Properties that need significant work are one of the more common reasons homeowners look at a direct sale. Estate agents typically advise spending on repairs and presentation before listing — a route that can run to tens of thousands of pounds and several months — and many sellers would prefer to sell the property as it stands. We are typically happy to consider properties in their current condition, including those with structural issues, damp, dated services or significant cosmetic work outstanding.
Problem properties sit in a similar bracket: non-standard construction, cladding under review, lapsed planning, boundary disputes or other issues that tend to put off open-market buyers and their mortgage lenders. We are typically happy to consider these alongside straightforward stock.
Personal circumstances make up the balance of the reasons we hear — probate, divorce, relocation, financial difficulty, downsizing and ill-health. Flats with shorter leases also come up regularly, particularly where a formal extension would be expensive; our short-lease guide covers that situation in more detail.

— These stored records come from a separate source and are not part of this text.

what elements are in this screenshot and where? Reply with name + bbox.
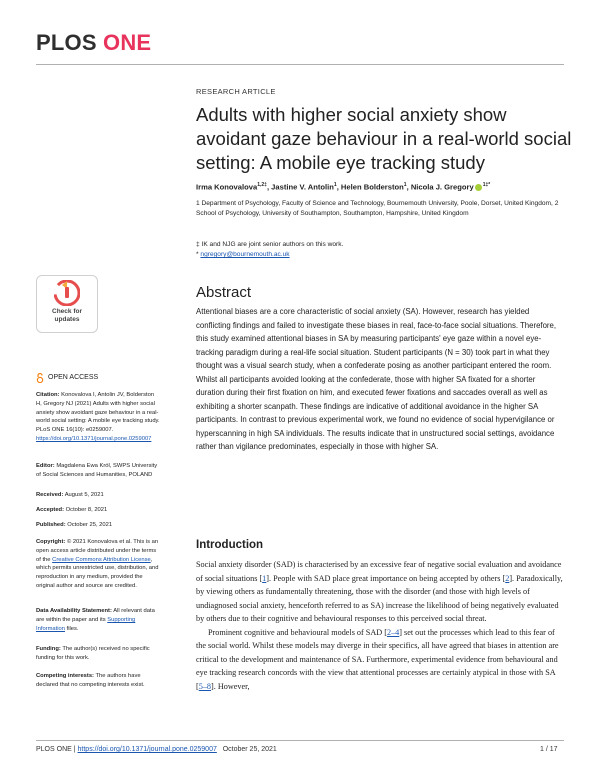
citation-block (36, 391, 160, 444)
check-updates-line2: updates (54, 316, 80, 323)
orcid-icon[interactable] (475, 184, 482, 191)
footer-divider (36, 740, 564, 741)
intro-text: ]. However, (211, 681, 250, 691)
editor-text: Magdalena Ewa Król, SWPS University of Social Sciences and Humanities, POLAND (36, 463, 158, 478)
data-availability-label: Data Availability Statement: (36, 608, 112, 614)
received-line (36, 491, 160, 500)
published-label: Published: (36, 522, 66, 528)
data-availability-block (36, 607, 160, 633)
intro-text: ] set out the processes which lead to this fear of the social world. Whilst these models may diverge in their specifics, all have agreed that biases in attention are critical to the development and maintenance of SA. Furthermore, experimental evidence from behavioural and eye tracking research concords with the view that attentional processes are certainly atypical in those with SA [ (196, 627, 559, 691)
author-name[interactable]: Helen Bolderston (340, 182, 404, 192)
author-name[interactable]: Jastine V. Antolin (271, 182, 334, 192)
citation-label: Citation: (36, 392, 60, 398)
check-for-updates-badge[interactable] (36, 275, 98, 333)
citation-doi-link[interactable]: https://doi.org/10.1371/journal.pone.0259007 (36, 435, 152, 442)
footer-info (36, 746, 277, 753)
funding-label: Funding: (36, 646, 61, 652)
author-affil-marker: 1 (333, 182, 337, 188)
published-line (36, 521, 160, 530)
article-title: Adults with higher social anxiety show avoidant gaze behaviour in a real-world social setting: A mobile eye tracking study (196, 104, 572, 173)
abstract-heading: Abstract (196, 284, 252, 301)
competing-interests-text: The authors have declared that no competing interests exist. (36, 673, 145, 688)
footer-doi-link[interactable]: https://doi.org/10.1371/journal.pone.0259007 (77, 746, 217, 753)
received-date: August 5, 2021 (64, 492, 104, 498)
open-access-label: OPEN ACCESS (48, 374, 99, 381)
author-name[interactable]: Nicola J. Gregory (410, 182, 474, 192)
funding-text: The author(s) received no specific funding for this work. (36, 646, 150, 661)
check-updates-label (37, 308, 97, 324)
accepted-date: October 8, 2021 (65, 507, 108, 513)
editor-block (36, 462, 160, 480)
license-link[interactable]: Creative Commons Attribution License (52, 556, 151, 563)
footer-date: October 25, 2021 (222, 746, 277, 753)
copyright-text-end: , which permits unrestricted use, distribution, and reproduction in any medium, provided the original author and source are credited. (36, 556, 159, 589)
journal-logo (36, 30, 151, 56)
citation-text: Konovalova I, Antolin JV, Bolderston H, Gregory NJ (2021) Adults with higher social anxiety show avoidant gaze behaviour in a real-world social setting: A mobile eye tracking study. PLoS ONE 16(10): e0259007. (36, 392, 160, 434)
check-updates-line1: Check for (52, 308, 82, 315)
reference-link[interactable]: 2–4 (386, 627, 400, 637)
editor-label: Editor: (36, 463, 55, 469)
copyright-text: © 2021 Konovalova et al. This is an open access article distributed under the terms of the (36, 539, 159, 563)
accepted-line (36, 506, 160, 515)
logo-one: ONE (103, 30, 152, 55)
header-divider (36, 64, 564, 65)
intro-paragraph (196, 558, 564, 626)
reference-link[interactable]: 1 (262, 573, 267, 583)
corresponding-marker: * (196, 251, 199, 258)
funding-block (36, 645, 160, 663)
intro-text: ]. People with SAD place great importance on being accepted by others [ (266, 573, 506, 583)
reference-link[interactable]: 2 (505, 573, 510, 583)
published-date: October 25, 2021 (67, 522, 113, 528)
received-label: Received: (36, 492, 64, 498)
article-type: RESEARCH ARTICLE (196, 87, 276, 96)
check-updates-icon (54, 280, 80, 306)
supporting-information-link[interactable]: Supporting Information (36, 616, 136, 632)
author-list: Irma Konovalova$^{1,2\ddagger}$, Jastine V. Antolin$^1$, Helen Bolderston$^1$, Nicola J. Gregory $^{1\ddagger*}$ (196, 182, 491, 192)
copyright-label: Copyright: (36, 539, 66, 545)
footer-separator: | (71, 746, 78, 753)
logo-plos: PLOS (36, 30, 97, 55)
copyright-block (36, 538, 160, 591)
corresponding-email-line (196, 250, 561, 260)
corresponding-email-link[interactable]: ngregory@bournemouth.ac.uk (200, 251, 290, 258)
author-affil-marker: 1,2‡ (257, 182, 267, 188)
author-notes (196, 240, 561, 260)
intro-text: Prominent cognitive and behavioural models of SAD [ (208, 627, 387, 637)
author-name[interactable]: Irma Konovalova (196, 182, 258, 192)
footer-journal: PLOS ONE (36, 746, 72, 753)
accepted-label: Accepted: (36, 507, 65, 513)
author-affil-marker: 1 (403, 182, 407, 188)
open-access-lock-icon (36, 373, 44, 383)
intro-text: ]. Paradoxically, by viewing others as fundamentally threatening, those with the disorder (and those with high levels of undiagnosed social anxiety, henceforth referred to as SA) increase the likelihood of being negatively evaluated by others due to their cognitive and behavioural responses to this perceived social threat. (196, 573, 563, 623)
intro-text: Social anxiety disorder (SAD) is characterised by an excessive fear of negative social evaluation and avoidance of social situations [ (196, 560, 562, 583)
introduction-body (196, 558, 564, 693)
data-availability-text-end: files. (66, 625, 79, 632)
reference-link[interactable]: 5–8 (198, 681, 212, 691)
page-number: 1 / 17 (540, 746, 558, 753)
author-affil-marker: 1‡* (482, 182, 491, 188)
introduction-heading: Introduction (196, 539, 264, 551)
competing-interests-label: Competing interests: (36, 673, 94, 679)
abstract-text: Attentional biases are a core characteristic of social anxiety (SA). However, research has yielded conflicting findings and failed to investigate these biases in real, face-to-face social situations. Therefore, this study examined attentional biases in SA by measuring participants' eye gaze within a novel eye-tracking paradigm during a real-life social situation. Student participants (N = 30) took part in what they thought was a visual search study, when a confederate posing as another participant entered the room. Whilst all participants avoided looking at the confederate, those with higher SA fixated for a shorter duration during their first fixation on him, and executed fewer fixations and saccades overall as well as exhibiting a shorter scanpath. These findings are indicative of additional avoidance in the higher SA participants. In contrast to previous experimental work, we found no evidence of social hypervigilance or hyperscanning in high SA individuals. The results indicate that in unstructured social settings, avoidance rather than vigilance predominates, especially in those with higher SA. (196, 307, 557, 451)
competing-interests-block (36, 672, 160, 690)
intro-paragraph (196, 626, 564, 694)
affiliations: 1 Department of Psychology, Faculty of Science and Technology, Bournemouth University, Poole, Dorset, United Kingdom, 2 School of Psychology, University of Southampton, Southampton, Hampshire, United Kingdom (196, 200, 559, 217)
joint-author-note: ‡ IK and NJG are joint senior authors on this work. (196, 241, 344, 248)
data-availability-text: All relevant data are within the paper and its (36, 608, 155, 623)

The Fitzrovia property market
The property landscape in Fitzrovia is shaped by Georgian and early Victorian development between the 1720s and the 1840s, when the Fitzroy and Bedford estates laid out the streets running off Tottenham Court Road and Cleveland Street. Fitzroy Square, Charlotte Street, Cleveland Street, Goodge Street, Great Titchfield Street, Whitfield Street and Rathbone Place form the principal residential and mixed-use streets, with many of the original terraces converted into flats over the past century. Alongside these period terraces sit later Victorian mansion blocks, mid-twentieth-century office-to-residential conversions and a smaller stock of modern apartment buildings around the edges.
This mix of building types brings several considerations that are worth understanding when selling. A significant proportion of Fitzrovia falls within the East Marylebone and Charlotte Street Conservation Areas, and many individual buildings carry Grade I or Grade II listed status, which can require formal listed-building consent for internal works affecting historic fabric. Leases on Georgian conversion flats granted during the post-war decades are now often sitting between 60 and 95 years remaining, and anything below 80 years brings the property into marriage value territory. Our guide to selling a short lease flat sets out the options in detail. Section 20 major works and EWS1 cladding requirements may also surface on larger blocks.
Recent Land Registry transactions across the W1T, W1F and WC1B postcodes typically show studio flats clearing between £450,000 and £500,000, one-bedroom flats between £650,000 and £900,000 depending on aspect and floor, two-bedroom flats commonly between £1 million and £1.5 million, and larger Georgian terraced houses generally trading above £3 million when they come to market. Pricing varies considerably depending on listed status, lease length and proximity to Fitzroy Square.